The fewer students a district has, the less funding the state provides. Kemp states, “Because state funding is tied to enrollment, increased enrollment means increased funding, which in turn means more dollars for school programming.” With a lack of funding, it is harder to maintain a district. Frank Sullivan, School Board President, says, “It’s harder to fill the football team, for example, when you don’t have as many people to play football. It’s harder to fill the marching band. Some of the activities that don’t have as many people in them are going to have even fewer people to draw from.”
There are two major factors in school enrollment: births in the area and families moving in and out of the district.
Researchers can predict upcoming birth growths or declines through a mixture of birth data from previous years and projection tactics for the future. Kemp’s report on Stoughton’s Birth Trends and Projections shows that “Long-term birth trends indicate a decreasing trend, while recent birth trends are mostly steady.” If births decline, 4K enrollment declines, and eventually, high school enrollment declines in a domino effect.
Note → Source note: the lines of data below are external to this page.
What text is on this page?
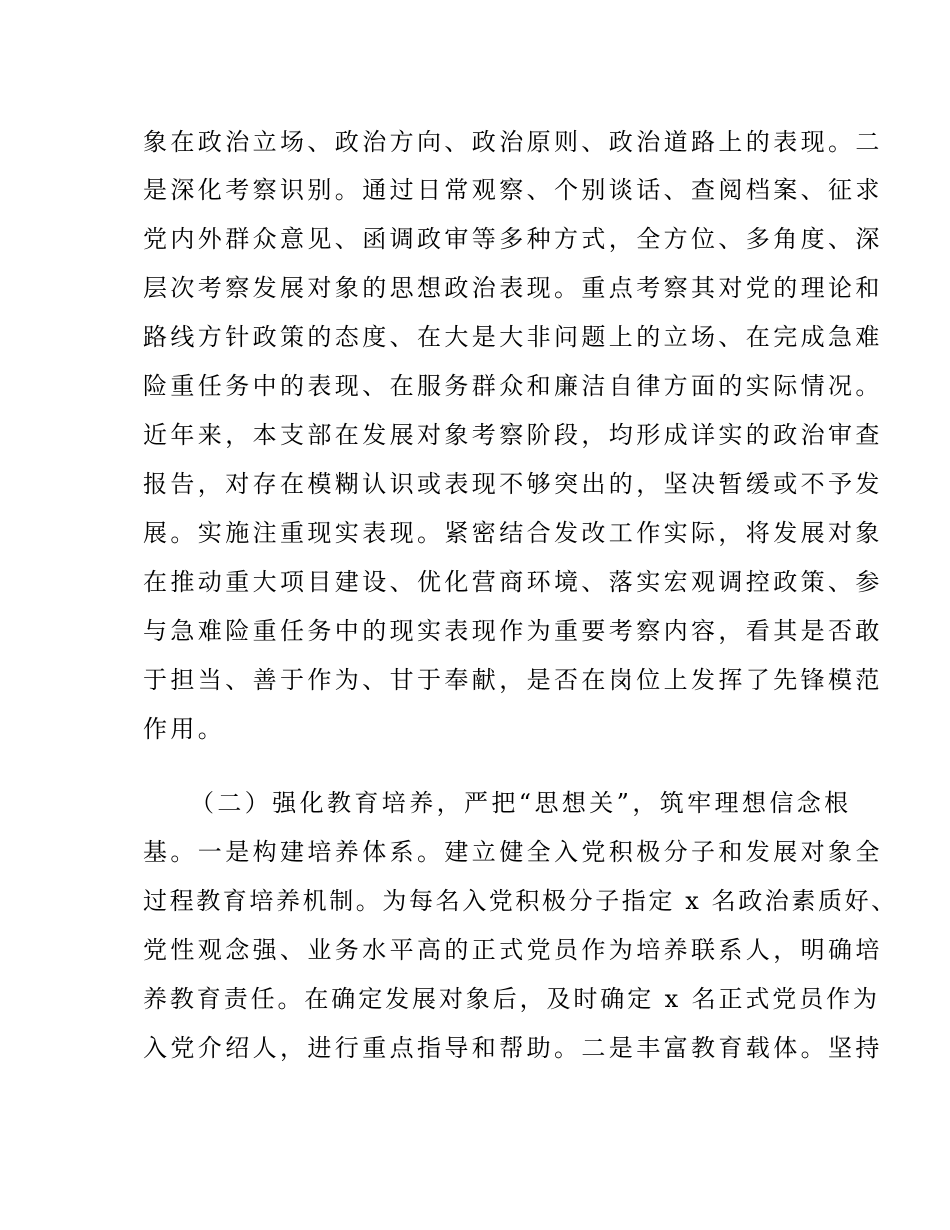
象在政治立场、政治方向、政治原则、政治道路上的表现。二
是深化考察识别。通过日常观察、个别谈话、查阅档案、征求
党内外群众意见、函调政审等多种方式，全方位、多角度、深
层次考察发展对象的思想政治表现。重点考察其对党的理论和
路线方针政策的态度、在大是大非问题上的立场、在完成急难
险重任务中的表现、在服务群众和廉洁自律方面的实际情况。
近年来，本支部在发展对象考察阶段，均形成详实的政治审查
报告，对存在模糊认识或表现不够突出的，坚决暂缓或不予发
展。实施注重现实表现。紧密结合发改工作实际，将发展对象
在推动重大项目建设、优化营商环境、落实宏观调控政策、参
与急难险重任务中的现实表现作为重要考察内容，看其是否敢
于担当、善于作为、甘于奉献，是否在岗位上发挥了先锋模范
作用。
（二）强化教育培养，严把“思想关”，筑牢理想信念根
基。一是构建培养体系。建立健全入党积极分子和发展对象全
过程教育培养机制。为每名入党积极分子指定 x 名政治素质好、
党性观念强、业务水平高的正式党员作为培养联系人，明确培
养教育责任。在确定发展对象后，及时确定 x 名正式党员作为
入党介绍人，进行重点指导和帮助。二是丰富教育载体。坚持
Sullivan speaks about the demographic impact of enrollment with fewer young families coming to the town and, eventually, to the district. “Stoughton has not done a great job in the last 20 years in building new houses. If a young family has a baby or is just starting [a family], they want to buy a starter home. It’s not going to be the home that you live in forever, but it’s the home that you buy because you can afford it and it’s big enough for your needs right now… Stoughton doesn’t build starter homes. And that makes it very difficult to attract those young families or keep them here,” Sullivan says.
Of course, the availability and affordability of housing impact the people moving to the district. Kemp’s report on Stoughton’s Past Housing Trends states that, “Although the projections provided do not use housing to inform the projections, the district has seen an increase in single-family home construction, so this could mean increasing enrollment further in the future.”
A 2020 school board study on young families found that lack of affordable housing prevents new families from moving to Stoughton. The study highlighted that development of affordable housing is a tool to grow Stoughton’s young adult population. One participant states that, “Maybe people are getting married and finding a really great place like Stoughton for their first home, and then they fall in love with it…I think that’s our little window right there….if we don’t have that growth, then why would [a young adult] come and stay here?”
Although the projections may seem bleak, Kemp has studied districts with “increasing births and in-migration of new students from new housing or a housing turnover of older neighborhoods,” proving it isn’t impossible for a district’s enrollment to increase once more. The 4K to 12 enrollment in five years will average a 7% decline but is predicted to level off after that.
With this information collected by Kemp and more people becoming aware of the potential drop, Kemp shared that this situation may draw more attention to what our community needs to focus on to bring people to the town.